Thursday, April 30, 2026

Yellow

In Dehradun afternoon’s slanted light, yellow is a colour that packs a punch. It drapes the narrow parapet wall between buildings like scorched parchment. From her balcony, Urmi Aunty watches a stray cat prowl it—liquid-slow, precise as a tightrope walk in slow motion. No crowd, no cheers. That’s what makes it sacred: pure balance, untouched by eyes.


Inside, the house hums with finished tasks—utensils silent in their racks, floors damp and cooling, air thick with echoes of old talks. Aunty is moored by routine, a renter in her own habits. Woolf dreamed of a room of one’s own, but this one’s overflowing with her. Loneliness? It’s not empty chairs—it’s too much unshared time, golden pressure with no escape.

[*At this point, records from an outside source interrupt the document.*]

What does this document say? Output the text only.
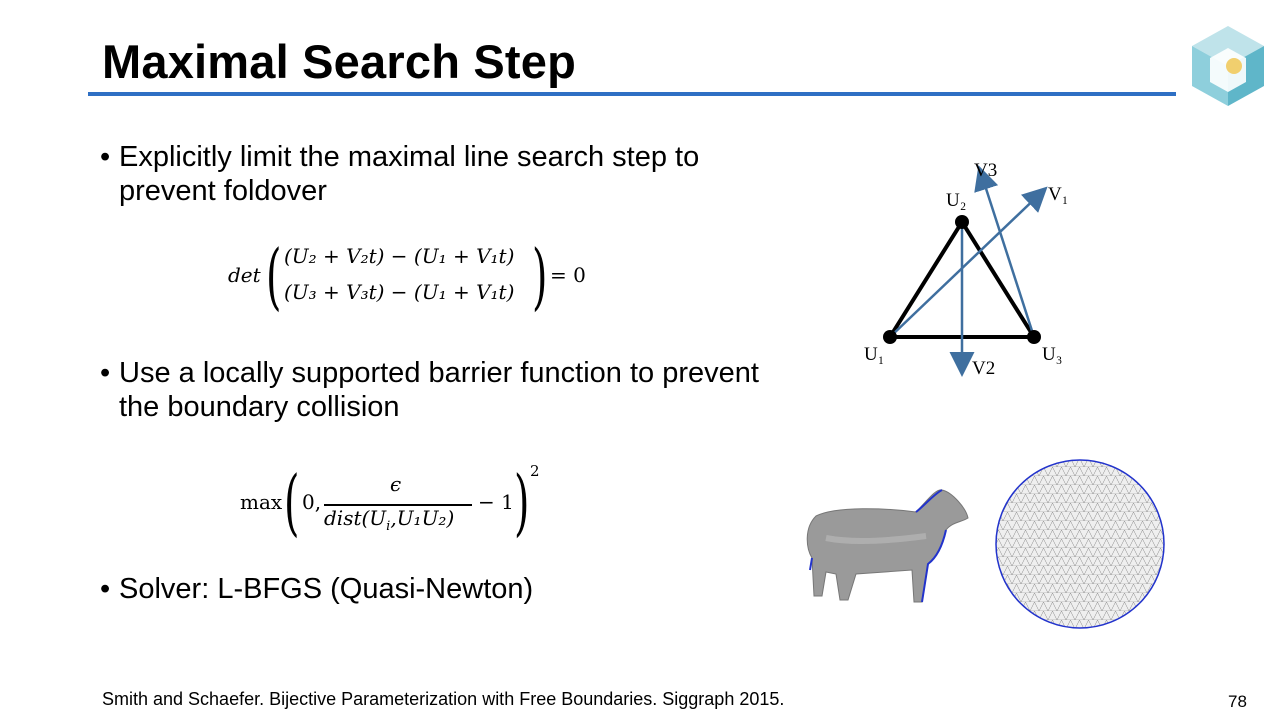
Maximal Search Step
• Explicitly limit the maximal line search step to prevent foldover
det ( (U₂ + V₂t) − (U₁ + V₁t)
(U₃ + V₃t) − (U₁ + V₁t) ) = 0
• Use a locally supported barrier function to prevent the boundary collision
max ( 0,
ϵ
$dist(U_i,U_1U_2)$
− 1 ) 2
• Solver: L-BFGS (Quasi-Newton)
U₁
U₂
U₃
V₁
V2
V3
Smith and Schaefer. Bijective Parameterization with Free Boundaries. Siggraph 2015.	78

The cat’s her foil—ego shed for the walk, ignoring the street’s din below. It owns the city’s edges; she feels caged by roles, like de Beauvoir’s sanctuary-turned-prison. Threshold woman: domestic hush meets wild glare.


Balance isn’t stillness, she muses—it’s endless tiny fixes. Cat slips into shadow; yellow clings to her skin like warm ink. She stands silhouetted, as day’s boundaries repeat and dusk creeps up the valley.